Будущее (Глуховский) - страница 87

Один из варваров, услышав знакомое слово, сует мне в нос обрывок флага: символическое изображение дракона, пожирающего свой хвост. Видимо, захваченный в бою вражеский штандарт. Бородач плюет на дракона, швыряет его на пол и топчет, изрыгая на своем корявом наречии ужасные проклятия, состоящие сплошь из «р», «ш» и «ч». Репортер сочувственно смотрит на дикаря, давая ему высказаться, потом снова поворачивается к объективу.

«Сегодня средняя продолжительность жизни в России — тридцать два года.
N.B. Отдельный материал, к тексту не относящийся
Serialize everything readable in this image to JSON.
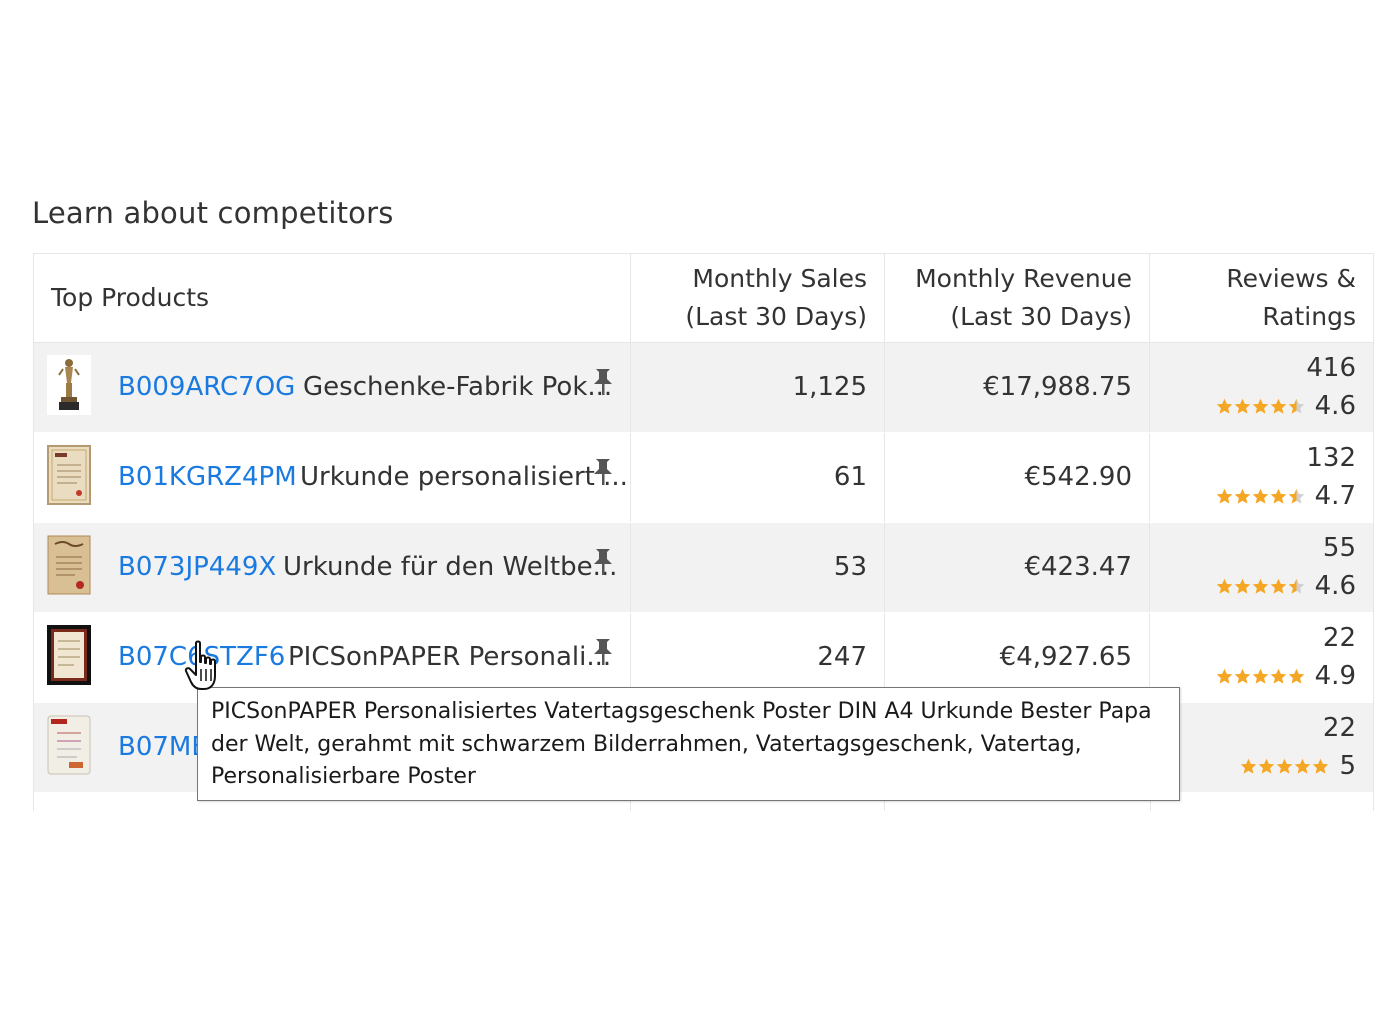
{
  "section_title": "Learn about competitors",
  "table": {
    "headers": {
      "products": "Top Products",
      "sales_line1": "Monthly Sales",
      "sales_line2": "(Last 30 Days)",
      "revenue_line1": "Monthly Revenue",
      "revenue_line2": "(Last 30 Days)",
      "reviews_line1": "Reviews &",
      "reviews_line2": "Ratings"
    },
    "rows": [
      {
        "asin": "B009ARC7OG",
        "title": "Geschenke-Fabrik Pok...",
        "sales": "1,125",
        "revenue": "€17,988.75",
        "reviews": "416",
        "rating": "4.6",
        "stars_filled": 4.5,
        "thumb": "trophy"
      },
      {
        "asin": "B01KGRZ4PM",
        "title": "Urkunde personalisiert ...",
        "sales": "61",
        "revenue": "€542.90",
        "reviews": "132",
        "rating": "4.7",
        "stars_filled": 4.5,
        "thumb": "certificate"
      },
      {
        "asin": "B073JP449X",
        "title": "Urkunde für den Weltbe...",
        "sales": "53",
        "revenue": "€423.47",
        "reviews": "55",
        "rating": "4.6",
        "stars_filled": 4.5,
        "thumb": "parchment"
      },
      {
        "asin": "B07C6STZF6",
        "title": "PICSonPAPER Personali...",
        "sales": "247",
        "revenue": "€4,927.65",
        "reviews": "22",
        "rating": "4.9",
        "stars_filled": 5,
        "thumb": "framed-poster"
      },
      {
        "asin": "B07ME",
        "title": "",
        "sales": "",
        "revenue": "",
        "reviews": "22",
        "rating": "5",
        "stars_filled": 5,
        "thumb": "certificate-small"
      }
    ]
  },
  "tooltip": {
    "text": "PICSonPAPER Personalisiertes Vatertagsgeschenk Poster DIN A4 Urkunde Bester Papa der Welt, gerahmt mit schwarzem Bilderrahmen, Vatertagsgeschenk, Vatertag, Personalisierbare Poster"
  },
  "icons": {
    "pin": "pin-icon",
    "star": "star-icon",
    "cursor": "hand-pointer-cursor-icon"
  },
  "colors": {
    "link": "#1a7ae0",
    "star": "#f5a623",
    "odd_row": "#f2f2f2",
    "pin": "#555555"
  }
}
Но эти люди убеждены, что страной до сих пор управляют те же лидеры, что и четыреста лет назад», — заключает он.

Занимательно.

Нет, правда занимательно. Мне кажется, я начинаю подсаживаться на русские хроники, как на сериал. Завтра, если попаду в спортзал, опять врублю этот трэш.
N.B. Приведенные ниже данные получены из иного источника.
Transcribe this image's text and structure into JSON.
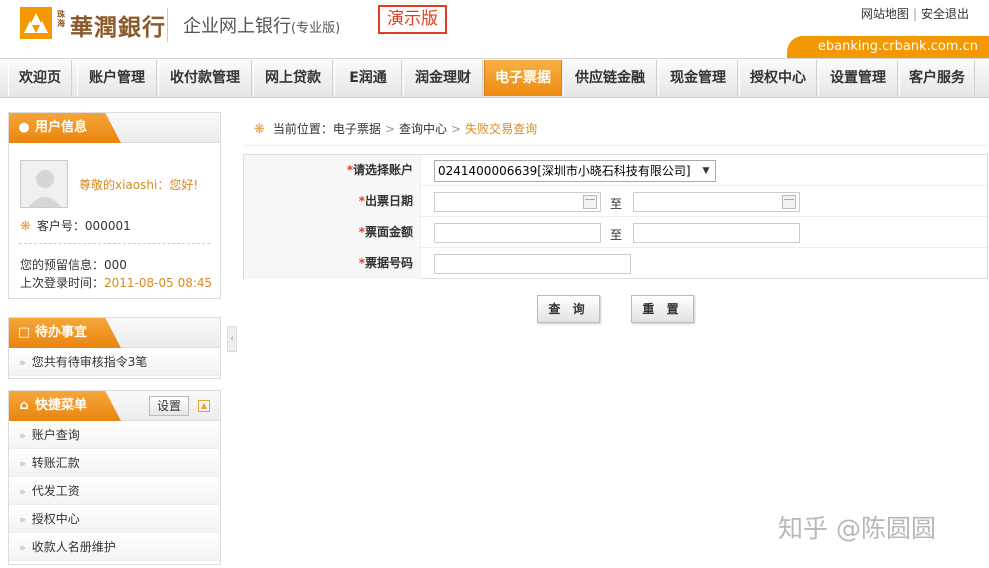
{
  "header": {
    "logo_small": "珠海",
    "bank_name": "華潤銀行",
    "system_name": "企业网上银行",
    "system_edition": "(专业版)",
    "demo_badge": "演示版",
    "links": [
      "网站地图",
      "安全退出"
    ],
    "domain": "ebanking.crbank.com.cn",
    "brand_color": "#f39800"
  },
  "nav": {
    "items": [
      {
        "label": "欢迎页"
      },
      {
        "label": "账户管理"
      },
      {
        "label": "收付款管理"
      },
      {
        "label": "网上贷款"
      },
      {
        "label": "E润通"
      },
      {
        "label": "润金理财"
      },
      {
        "label": "电子票据",
        "active": true
      },
      {
        "label": "供应链金融"
      },
      {
        "label": "现金管理"
      },
      {
        "label": "授权中心"
      },
      {
        "label": "设置管理"
      },
      {
        "label": "客户服务"
      }
    ]
  },
  "sidebar": {
    "user": {
      "title": "用户信息",
      "greeting": "尊敬的xiaoshi：您好!",
      "customer_label": "客户号：",
      "customer_no": "000001",
      "reserved_label": "您的预留信息：",
      "reserved_value": "000",
      "last_login_label": "上次登录时间：",
      "last_login_value": "2011-08-05 08:45"
    },
    "todo": {
      "title": "待办事宜",
      "items": [
        "您共有待审核指令3笔"
      ]
    },
    "shortcut": {
      "title": "快捷菜单",
      "settings_label": "设置",
      "items": [
        "账户查询",
        "转账汇款",
        "代发工资",
        "授权中心",
        "收款人名册维护"
      ]
    }
  },
  "main": {
    "breadcrumb": {
      "prefix": "当前位置：",
      "path": [
        "电子票据",
        "查询中心"
      ],
      "current": "失败交易查询"
    },
    "form": {
      "account": {
        "label": "请选择账户",
        "value": "0241400006639[深圳市小晓石科技有限公司]"
      },
      "issue_date": {
        "label": "出票日期",
        "to": "至",
        "from_value": "",
        "to_value": ""
      },
      "amount": {
        "label": "票面金额",
        "to": "至",
        "from_value": "",
        "to_value": ""
      },
      "bill_no": {
        "label": "票据号码",
        "value": ""
      }
    },
    "buttons": {
      "query": "查 询",
      "reset": "重 置"
    }
  },
  "watermark": "知乎 @陈圆圆"
}
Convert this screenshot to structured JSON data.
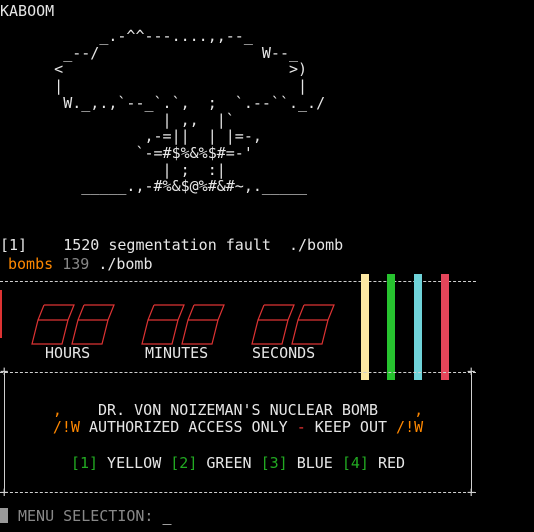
{
  "window_title": "KABOOM",
  "ascii_art": "           _.-^^---....,,--_\n       _--/                  W--_\n      <                         >)\n      |                          |\n       W._,.,`--_`.`,  ;  `.--``._./\n                  | ,,  |`\n                ,-=||  | |=-,\n               `-=#$%&%$#=-'\n                  | ;  :|\n         _____.,-#%&$@%#&#~,._____",
  "shell": {
    "job_line": "[1]    1520 segmentation fault  ./bomb",
    "prompt_name": "bombs",
    "prompt_count": "139",
    "prompt_cmd": "./bomb"
  },
  "timer": {
    "hours_label": "HOURS",
    "minutes_label": "MINUTES",
    "seconds_label": "SECONDS"
  },
  "wires": [
    {
      "name": "yellow",
      "color": "#fbe7a2"
    },
    {
      "name": "green",
      "color": "#27c32f"
    },
    {
      "name": "blue",
      "color": "#6fd3d9"
    },
    {
      "name": "red",
      "color": "#e4455a"
    }
  ],
  "panel": {
    "title_left": ",",
    "title": "DR. VON NOIZEMAN'S NUCLEAR BOMB",
    "title_right": ",",
    "warn_left": "/!W",
    "warn_text": "AUTHORIZED ACCESS ONLY",
    "warn_dash": "-",
    "warn_text2": "KEEP OUT",
    "warn_right": "/!W",
    "options": [
      {
        "key": "[1]",
        "label": "YELLOW"
      },
      {
        "key": "[2]",
        "label": "GREEN"
      },
      {
        "key": "[3]",
        "label": "BLUE"
      },
      {
        "key": "[4]",
        "label": "RED"
      }
    ]
  },
  "menu": {
    "prompt": "MENU SELECTION: ",
    "cursor": "_"
  }
}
До самого конца занятий я больше не думаю об Аннели; а главное, не думаю о том, почему я о ней думал.

Башня «Цеппелин» больше похожа на ткнувшуюся носом в землю древнюю авиабомбу за миг до взрыва. Она не слишком высока, не больше километра, но монохромная, аскетичная, чугунно-суровая и серьезная непробиваемой германской серьезностью — кажется центром тяжести если и не мира, то уж точно — всей округи. Где-то внизу, говорят, распластался старый Берлин, который башня «Цеппелин» вот-вот сокрушит, а на одном из огромных декоративных стабилизаторов в самом верху находится ресторан «Das Alte Fachwerkhaus».
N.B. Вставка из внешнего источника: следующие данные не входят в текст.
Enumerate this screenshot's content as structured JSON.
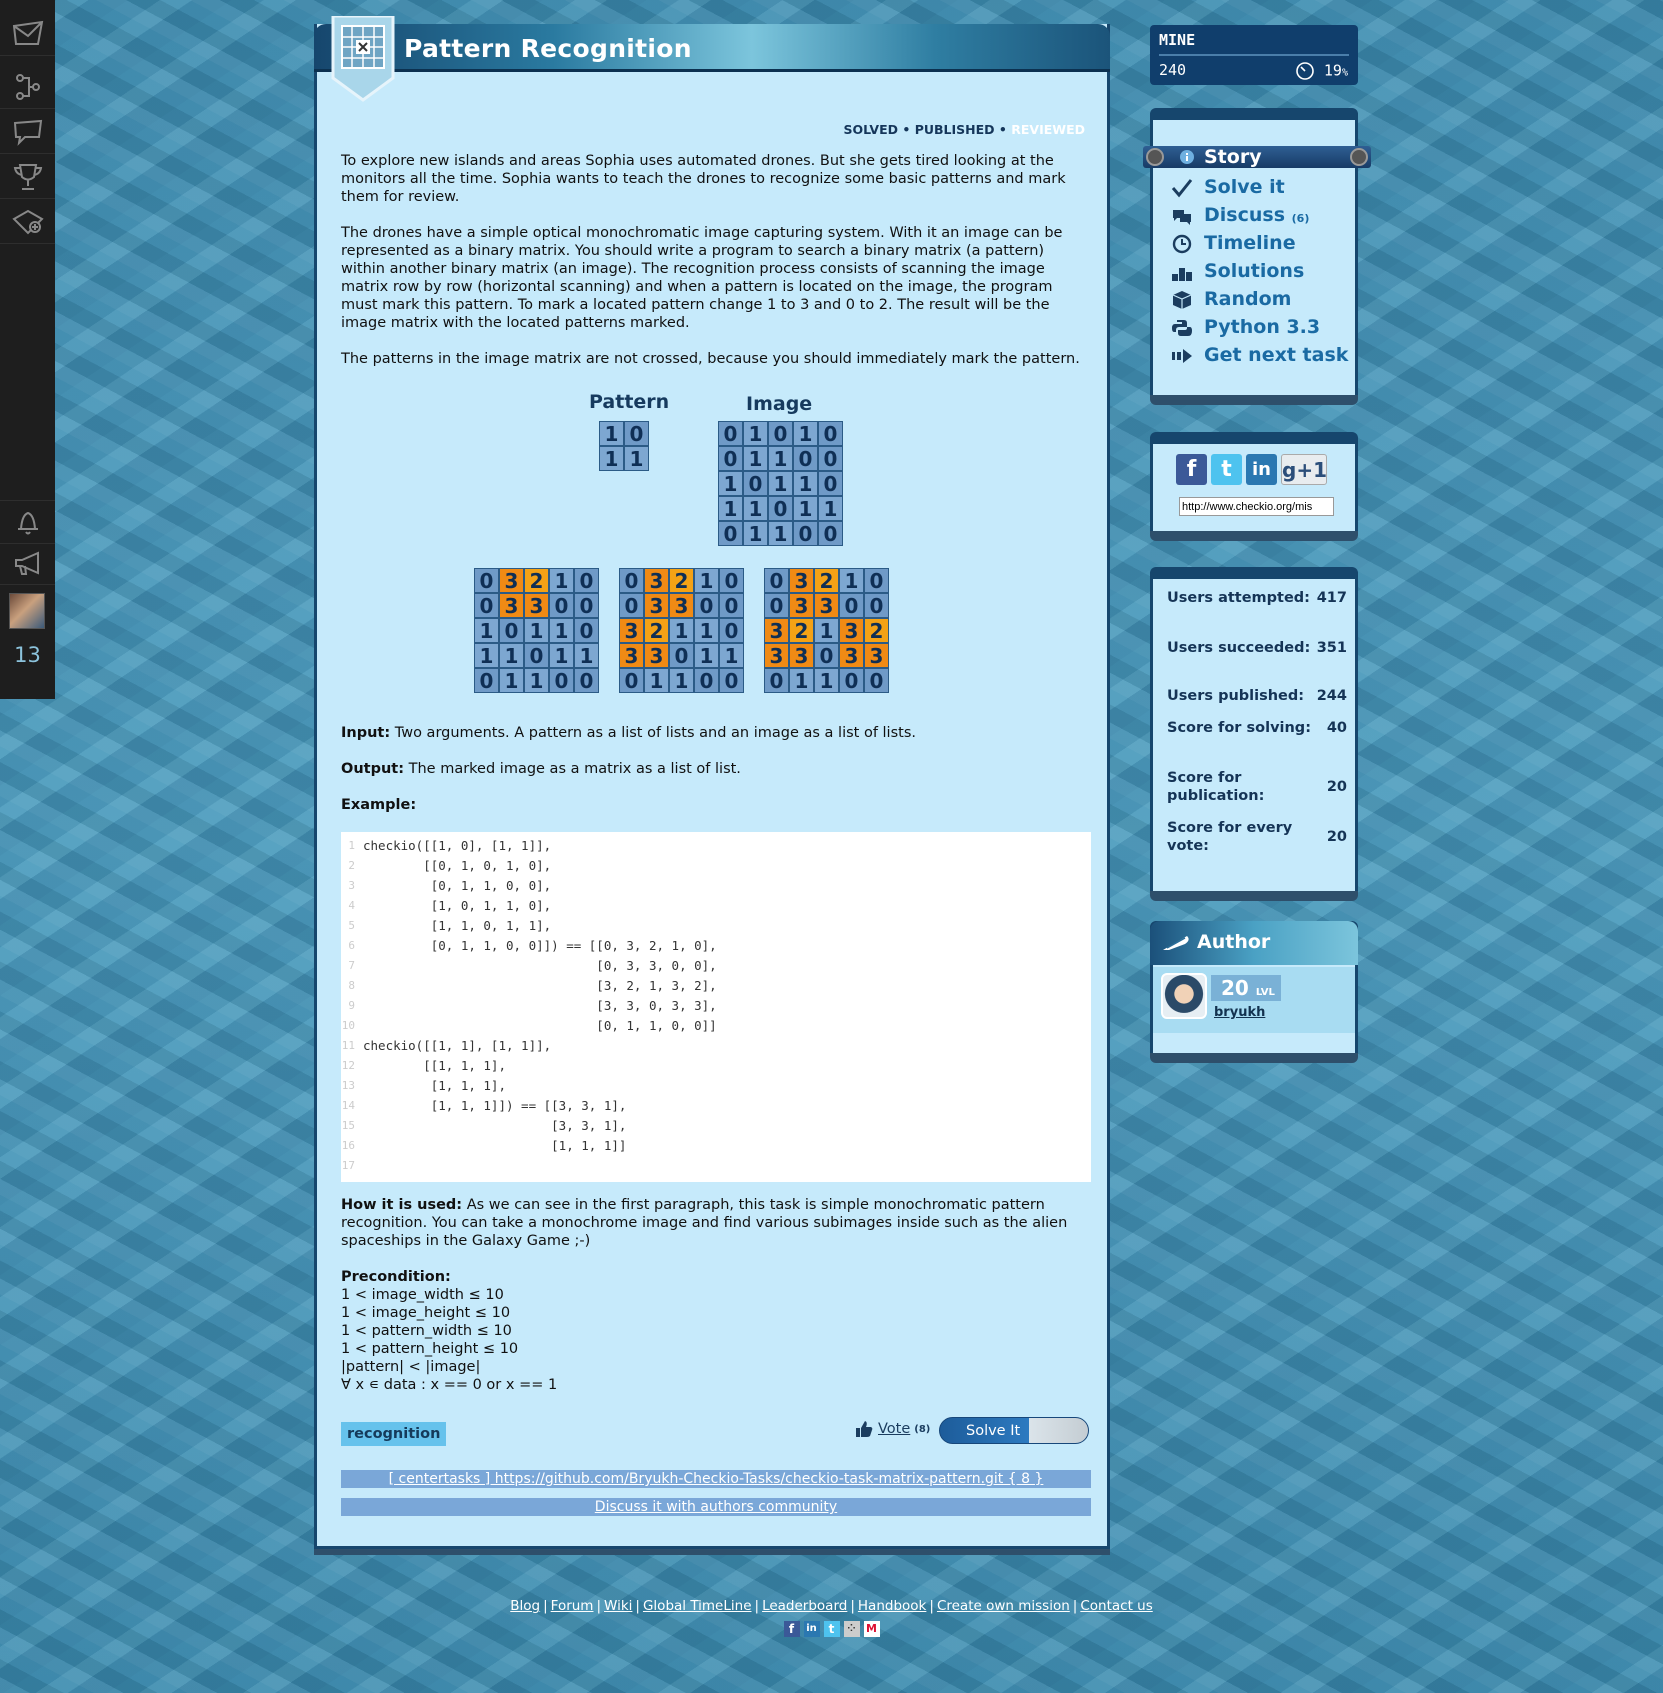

Лифт тут ультрасовременный, просторный. Стена в нем одна сплошная: кабина круглая, и стена эта, разумеется, проекционная. Пока я лечу вверх с ускорением 2g, лифт пытается убедить меня, что я нахожусь в белой гипсовой беседке посреди летнего парка. Очень мило, спасибо.

У самого выхода меня встречает хостесс в платье для ролевых игр на баварскую тему. Ее декольте напоминает поднос, на который выложено само немецкое гостеприимство, и призвано завораживать.

Но перед моими глазами — свисающий с рук Бессмертных человек без одного уха. Тонкая ниточка слюны из распахнутого рта... Ну и черт с ним, решаю я наконец. Пусть меня сейчас за это хоть распнут, оно того стоило.

Сверив мое имя со списком резерваций (О, у нас тут очередь на полтора года вперед!), декольте уплывает, маня меня за собой, по стеклянному туннелю, где стены и потолок сделаны из облачной ваты, к укрытому куполом старинному домику в традиционном немецком стиле: белые стены, мореные балки крест-накрест, покатая черепичная крыша. Не стой этот домишко на самом краю километровой пропасти, не было бы в нем ничего особенного.

Внутри фахверкхауса — безудержное веселье. Кто-то горланит песни, стуча по тяжелым дубовым столам литровыми пивными кружками, кто-то, завалив собутыльника за барную стойку, чистит ему морду. Лавируя между длинными скамьями и столами, официант в допотопном костюме — век двадцатый навскидку — несет зажаренного порося, и какой-то упитанный господин ползет за ним на четвереньках. Поросенок — если это не муляж, отпечатанный на объемном принтере, конечно, — должен стоить, как моя месячная аренда. Спокойней думать, что это муляж.